The goats are really nice.... :greengrin:


----------



## StaceyRosado (Oct 5, 2007)

toth boer goats said:


> HeHe ... :laugh: ...love the wood ladder for the goats....that sure makes for a fun obstacle course...for them.... they actually go in the building? They don't just drop in..... :shocked: :wink:
> 
> The goats are really nice.... :greengrin:


no thats why there is ladder on the otherside - inside, I thought I posted the picture but it must be on my blog will add it above in a minute.


----------



## toth boer goats (Jul 20, 2008)

too funny.... LOL :greengrin:


----------



## citylights (Jul 3, 2009)

And as usual, they're all helping Runaround with her chores! :laugh:


----------



## cdtrum (Aug 25, 2008)

Oh yes......it just must be a goat thing.....they are always so willing to help out :laugh: ! My boys really love the battery operated screw gun, they always want to show me how it works!

They are soooo helpful!


----------



## goatnutty (Oct 9, 2007)

cdtrum said:


> Oh yes......it just must be a goat thing.....they are always so willing to help out :laugh: ! My boys really love the battery operated screw gun, they always want to show me how it works!
> 
> They are soooo helpful!


That just sounds slightly...dangerous?  lol


----------



## cdtrum (Aug 25, 2008)

Now Sara....I didn't say I actually let them do it! :greengrin: I usually have to lock them out if I have the screw gun....sometimes I can be sneaky!


----------



## logansmommy7 (Nov 11, 2009)

Nice pics! Looks like a superb setup-and great looking goats!


----------



## goatnutty (Oct 9, 2007)

cdtrum said:


> Now Sara....I didn't say I actually let them do it! :greengrin: I usually have to lock them out if I have the screw gun....sometimes I can be sneaky!
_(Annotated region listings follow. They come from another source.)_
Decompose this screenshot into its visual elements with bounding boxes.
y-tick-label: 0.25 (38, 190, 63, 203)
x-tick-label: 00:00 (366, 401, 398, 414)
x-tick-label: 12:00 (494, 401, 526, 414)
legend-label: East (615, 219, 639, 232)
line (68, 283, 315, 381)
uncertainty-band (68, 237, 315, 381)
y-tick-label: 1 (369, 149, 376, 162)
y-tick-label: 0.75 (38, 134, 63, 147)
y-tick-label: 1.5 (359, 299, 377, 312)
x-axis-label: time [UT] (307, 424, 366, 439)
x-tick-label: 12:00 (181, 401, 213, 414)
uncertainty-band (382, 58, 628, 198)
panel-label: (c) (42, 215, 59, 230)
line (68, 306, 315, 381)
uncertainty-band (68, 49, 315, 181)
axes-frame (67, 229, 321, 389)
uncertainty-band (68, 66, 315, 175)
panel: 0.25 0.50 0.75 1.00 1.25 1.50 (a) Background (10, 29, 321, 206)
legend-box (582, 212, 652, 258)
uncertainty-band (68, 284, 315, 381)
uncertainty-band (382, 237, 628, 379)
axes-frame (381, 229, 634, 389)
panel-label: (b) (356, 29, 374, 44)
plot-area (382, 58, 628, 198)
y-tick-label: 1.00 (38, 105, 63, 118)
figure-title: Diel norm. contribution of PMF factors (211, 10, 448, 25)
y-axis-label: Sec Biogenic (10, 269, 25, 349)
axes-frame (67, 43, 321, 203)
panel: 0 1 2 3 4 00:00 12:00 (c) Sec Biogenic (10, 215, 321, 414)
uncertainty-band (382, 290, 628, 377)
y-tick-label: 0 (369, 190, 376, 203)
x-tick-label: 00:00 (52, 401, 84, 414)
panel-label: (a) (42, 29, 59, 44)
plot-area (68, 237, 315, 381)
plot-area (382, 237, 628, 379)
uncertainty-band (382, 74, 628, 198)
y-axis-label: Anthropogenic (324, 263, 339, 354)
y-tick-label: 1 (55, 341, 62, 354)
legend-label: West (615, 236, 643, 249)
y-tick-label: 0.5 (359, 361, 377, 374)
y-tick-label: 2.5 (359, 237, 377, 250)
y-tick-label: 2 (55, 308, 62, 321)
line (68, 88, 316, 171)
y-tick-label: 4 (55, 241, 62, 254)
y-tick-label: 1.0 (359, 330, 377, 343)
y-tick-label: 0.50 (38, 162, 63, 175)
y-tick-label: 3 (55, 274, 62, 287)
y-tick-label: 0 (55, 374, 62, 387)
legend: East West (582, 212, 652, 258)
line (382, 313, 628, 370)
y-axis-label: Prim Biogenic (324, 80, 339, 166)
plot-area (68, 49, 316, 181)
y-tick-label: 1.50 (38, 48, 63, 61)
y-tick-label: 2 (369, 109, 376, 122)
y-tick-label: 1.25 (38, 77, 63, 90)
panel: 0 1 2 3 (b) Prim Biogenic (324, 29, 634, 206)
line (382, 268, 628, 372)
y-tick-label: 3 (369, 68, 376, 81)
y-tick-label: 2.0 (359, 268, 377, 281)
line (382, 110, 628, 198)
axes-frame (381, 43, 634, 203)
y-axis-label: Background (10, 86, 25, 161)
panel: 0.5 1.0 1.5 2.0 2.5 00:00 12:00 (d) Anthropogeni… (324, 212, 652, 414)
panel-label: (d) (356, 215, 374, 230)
haha...whew thats good to know!! lol :laugh:


----------



## nancy d (Oct 5, 2007)

What a great set up with great looking herd! Love the opening where they come & go!
The scew gun story had me going alright! Too funny!
There's hardly anything more satisfying than visiting your former goatie(s) lookin good!


----------



## liz (Oct 5, 2007)

Thanks for sharing Stacey.....Ashleys goats always look happy! And wow has Zen grown!


----------



## RowdyKidz (Apr 2, 2009)

Awww! Beautiful! I can't believe Zen is that big! Wow!!! :shocked: Glad you're having a good time Stacey!


----------



## StaceyRosado (Oct 5, 2007)

More pictures

these are of the bouncy balls hehe

http://s57.photobucket.com/albums/g231/ ... s%20goats/


----------



## KGW Farms (Nov 25, 2009)

Yeah! Thanks for sharing! What a great set-up! All the goaties look so happy and look like they have lots to do to keep the busy!


----------



## StaceyRosado (Oct 5, 2007)

here are the bouncy babies


----------



## Idahodreamer (Sep 19, 2009)

So Cute!!!  Is it just me or does she have a LOT of black and white babies?


----------



## jdgray716 (Aug 8, 2008)

That is so cool that you all got to visit! I love the goats and nice set up! I wouldn't mind doing the wood thing on my shelter. Tell me, is it an issue to get in and get a goat if you need to?

Well, great set up and pics!


----------



## SterlingAcres (Oct 19, 2009)

Lucky!!!!


----------